I used to take a month off once in a while, hoping for a little clarity and to prove that I could I guess. It impressed the hell out of my drunk friends and family but for me it was frustratingly inconclusive. I really hated taking a summer month off, it felt like I had sand in my mouth all the time and I was very agitated. I started to take December because I don't like Christmas and that is the time that my depression was the worst. It didn't seem to help much, setting aside the obvious benefits of not drinking myself half to death.

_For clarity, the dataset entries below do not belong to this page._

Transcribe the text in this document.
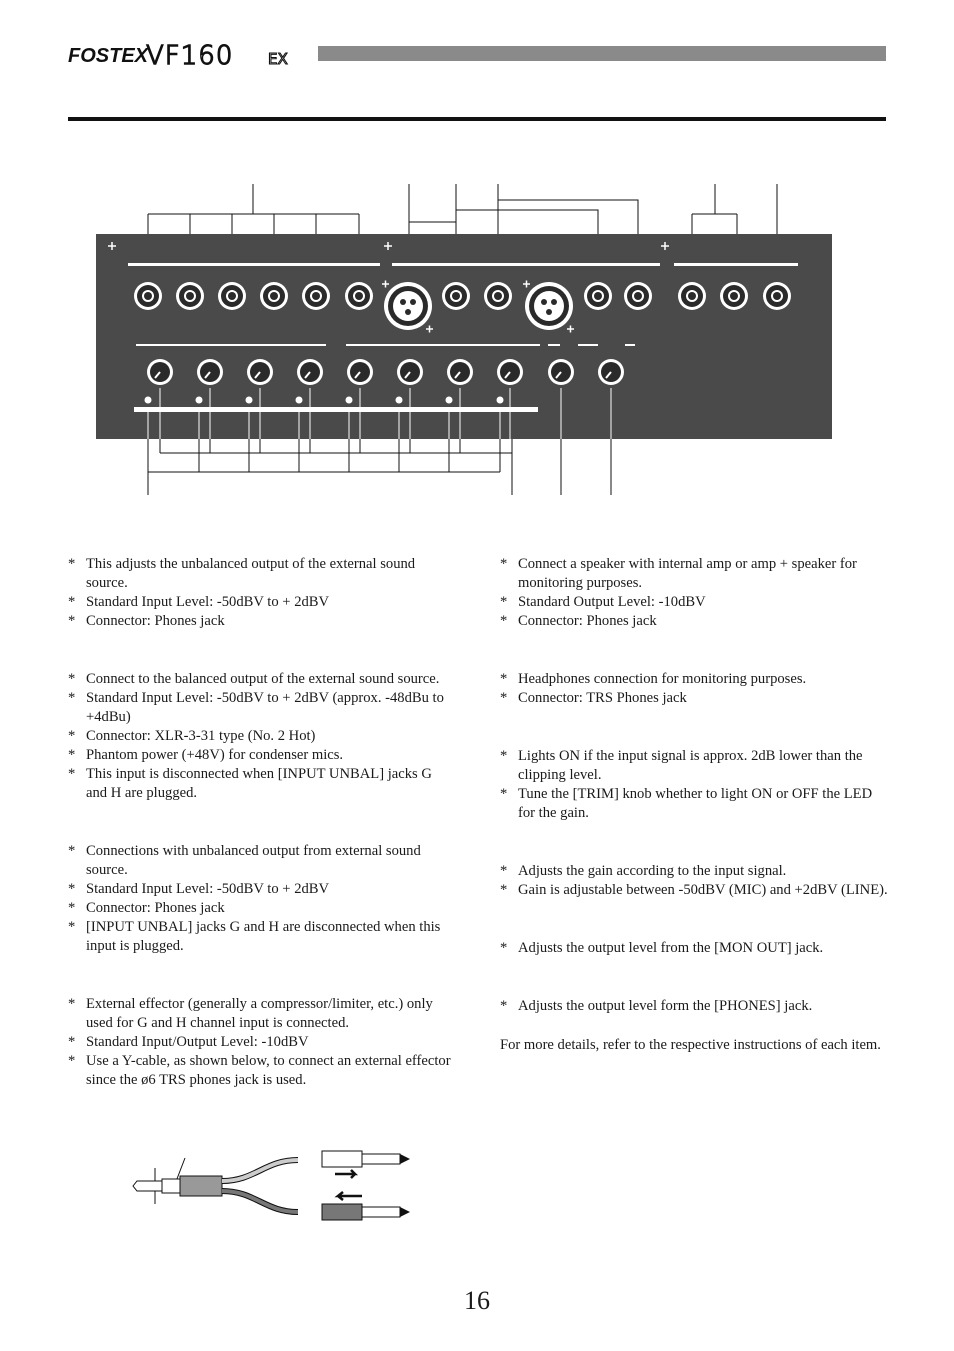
FOSTEX
VF160 EX
* This adjusts the unbalanced output of the external sound source.
* Standard Input Level: -50dBV to + 2dBV
* Connector: Phones jack
* Connect to the balanced output of the external sound source.
* Standard Input Level: -50dBV to + 2dBV (approx. -48dBu to +4dBu)
* Connector: XLR-3-31 type (No. 2 Hot)
* Phantom power (+48V) for condenser mics.
* This input is disconnected when [INPUT UNBAL] jacks G and H are plugged.
* Connections with unbalanced output from external sound source.
* Standard Input Level: -50dBV to + 2dBV
* Connector: Phones jack
* [INPUT UNBAL] jacks G and H are disconnected when this input is plugged.
* External effector (generally a compressor/limiter, etc.) only used for G and H channel input is connected.
* Standard Input/Output Level: -10dBV
* Use a Y-cable, as shown below, to connect an external effector since the ø6 TRS phones jack is used.
* Connect a speaker with internal amp or amp + speaker for monitoring purposes.
* Standard Output Level: -10dBV
* Connector: Phones jack
* Headphones connection for monitoring purposes.
* Connector: TRS Phones jack
* Lights ON if the input signal is approx. 2dB lower than the clipping level.
* Tune the [TRIM] knob whether to light ON or OFF the LED for the gain.
* Adjusts the gain according to the input signal.
* Gain is adjustable between -50dBV (MIC) and +2dBV (LINE).
* Adjusts the output level from the [MON OUT] jack.
* Adjusts the output level form the [PHONES] jack.
For more details, refer to the respective instructions of each item.
16
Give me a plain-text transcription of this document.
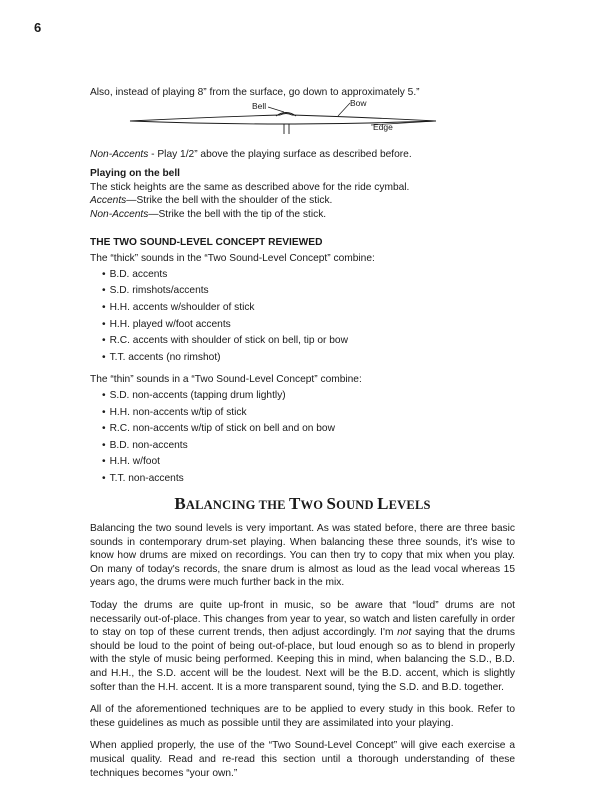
6

Also, instead of playing 8” from the surface, go down to approximately 5.”

Bell	Bow
Edge

Non-Accents - Play 1/2” above the playing surface as described before.

Playing on the bell

The stick heights are the same as described above for the ride cymbal.

Accents—Strike the bell with the shoulder of the stick.

Non-Accents—Strike the bell with the tip of the stick.

THE TWO SOUND-LEVEL CONCEPT REVIEWED

The “thick” sounds in the “Two Sound-Level Concept” combine:

• B.D. accents
• S.D. rimshots/accents
• H.H. accents w/shoulder of stick
• H.H. played w/foot accents
• R.C. accents with shoulder of stick on bell, tip or bow
• T.T. accents (no rimshot)

The “thin” sounds in a “Two Sound-Level Concept” combine:

• S.D. non-accents (tapping drum lightly)
• H.H. non-accents w/tip of stick
• R.C. non-accents w/tip of stick on bell and on bow
• B.D. non-accents
• H.H. w/foot
• T.T. non-accents
BALANCING THE TWO SOUND LEVELS

Balancing the two sound levels is very important. As was stated before, there are three basic sounds in contemporary drum-set playing. When balancing these three sounds, it's wise to know how drums are mixed on recordings. You can then try to copy that mix when you play. On many of today's records, the snare drum is almost as loud as the lead vocal whereas 15 years ago, the drums were much further back in the mix.

Today the drums are quite up-front in music, so be aware that “loud” drums are not necessarily out-of-place. This changes from year to year, so watch and listen carefully in order to stay on top of these current trends, then adjust accordingly. I'm not saying that the drums should be loud to the point of being out-of-place, but loud enough so as to blend in properly with the style of music being performed. Keeping this in mind, when balancing the S.D., B.D. and H.H., the S.D. accent will be the loudest. Next will be the B.D. accent, which is slightly softer than the H.H. accent. It is a more transparent sound, tying the S.D. and B.D. together.

All of the aforementioned techniques are to be applied to every study in this book. Refer to these guidelines as much as possible until they are assimilated into your playing.

When applied properly, the use of the “Two Sound-Level Concept” will give each exercise a musical quality. Read and re-read this section until a thorough understanding of these techniques becomes “your own.”
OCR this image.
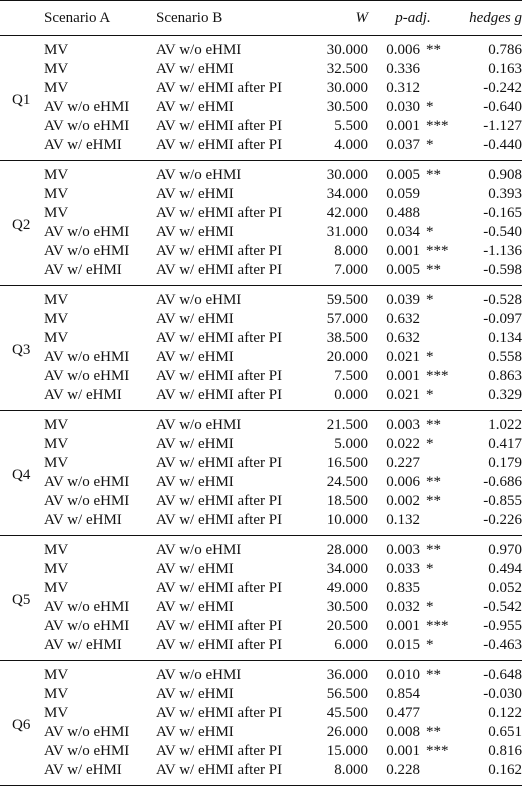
	Scenario A	Scenario B	W	p-adj.		hedges g
Q1	MV	AV w/o eHMI	30.000	0.006	**	0.786
	MV	AV w/ eHMI	32.500	0.336		0.163
	MV	AV w/ eHMI after PI	30.000	0.312		-0.242
	AV w/o eHMI	AV w/ eHMI	30.500	0.030	*	-0.640
	AV w/o eHMI	AV w/ eHMI after PI	5.500	0.001	***	-1.127
	AV w/ eHMI	AV w/ eHMI after PI	4.000	0.037	*	-0.440
Q2	MV	AV w/o eHMI	30.000	0.005	**	0.908
	MV	AV w/ eHMI	34.000	0.059		0.393
	MV	AV w/ eHMI after PI	42.000	0.488		-0.165
	AV w/o eHMI	AV w/ eHMI	31.000	0.034	*	-0.540
	AV w/o eHMI	AV w/ eHMI after PI	8.000	0.001	***	-1.136
	AV w/ eHMI	AV w/ eHMI after PI	7.000	0.005	**	-0.598
Q3	MV	AV w/o eHMI	59.500	0.039	*	-0.528
	MV	AV w/ eHMI	57.000	0.632		-0.097
	MV	AV w/ eHMI after PI	38.500	0.632		0.134
	AV w/o eHMI	AV w/ eHMI	20.000	0.021	*	0.558
	AV w/o eHMI	AV w/ eHMI after PI	7.500	0.001	***	0.863
	AV w/ eHMI	AV w/ eHMI after PI	0.000	0.021	*	0.329
Q4	MV	AV w/o eHMI	21.500	0.003	**	1.022
	MV	AV w/ eHMI	5.000	0.022	*	0.417
	MV	AV w/ eHMI after PI	16.500	0.227		0.179
	AV w/o eHMI	AV w/ eHMI	24.500	0.006	**	-0.686
	AV w/o eHMI	AV w/ eHMI after PI	18.500	0.002	**	-0.855
	AV w/ eHMI	AV w/ eHMI after PI	10.000	0.132		-0.226
Q5	MV	AV w/o eHMI	28.000	0.003	**	0.970
	MV	AV w/ eHMI	34.000	0.033	*	0.494
	MV	AV w/ eHMI after PI	49.000	0.835		0.052
	AV w/o eHMI	AV w/ eHMI	30.500	0.032	*	-0.542
	AV w/o eHMI	AV w/ eHMI after PI	20.500	0.001	***	-0.955
	AV w/ eHMI	AV w/ eHMI after PI	6.000	0.015	*	-0.463
Q6	MV	AV w/o eHMI	36.000	0.010	**	-0.648
	MV	AV w/ eHMI	56.500	0.854		-0.030
	MV	AV w/ eHMI after PI	45.500	0.477		0.122
	AV w/o eHMI	AV w/ eHMI	26.000	0.008	**	0.651
	AV w/o eHMI	AV w/ eHMI after PI	15.000	0.001	***	0.816
	AV w/ eHMI	AV w/ eHMI after PI	8.000	0.228		0.162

I missed wearing a lampshade at the holiday parties and I didn't even seem to enjoy not being hungover. I wondered if my depression wasn't worse without the warm mask of drinking. Maybe it was.

After three years of sobriety my depression is much much better and I believe that I have some clarity. The most obvious thing to me is that alcohol is a depressant and should be avoided by depressed people and most certainly not mixed with any kind of anti depressant medication. Any brief moments of joy and freedom from the dark cloud are more than offset by the depressive effects that inevitably follow.

When I was finally able to commit to not drinking it didn't matter to me whether it made my gut go away or make me more attractive, smarter, able to fly a hovercraft or anything else, even curing my nagging depression issues, I just had to quit and hope for the best. Tying it to anything else just made it complicated and it had to be simple. I count myself very lucky that it did help my depression. It made it and everything else in my life manageable.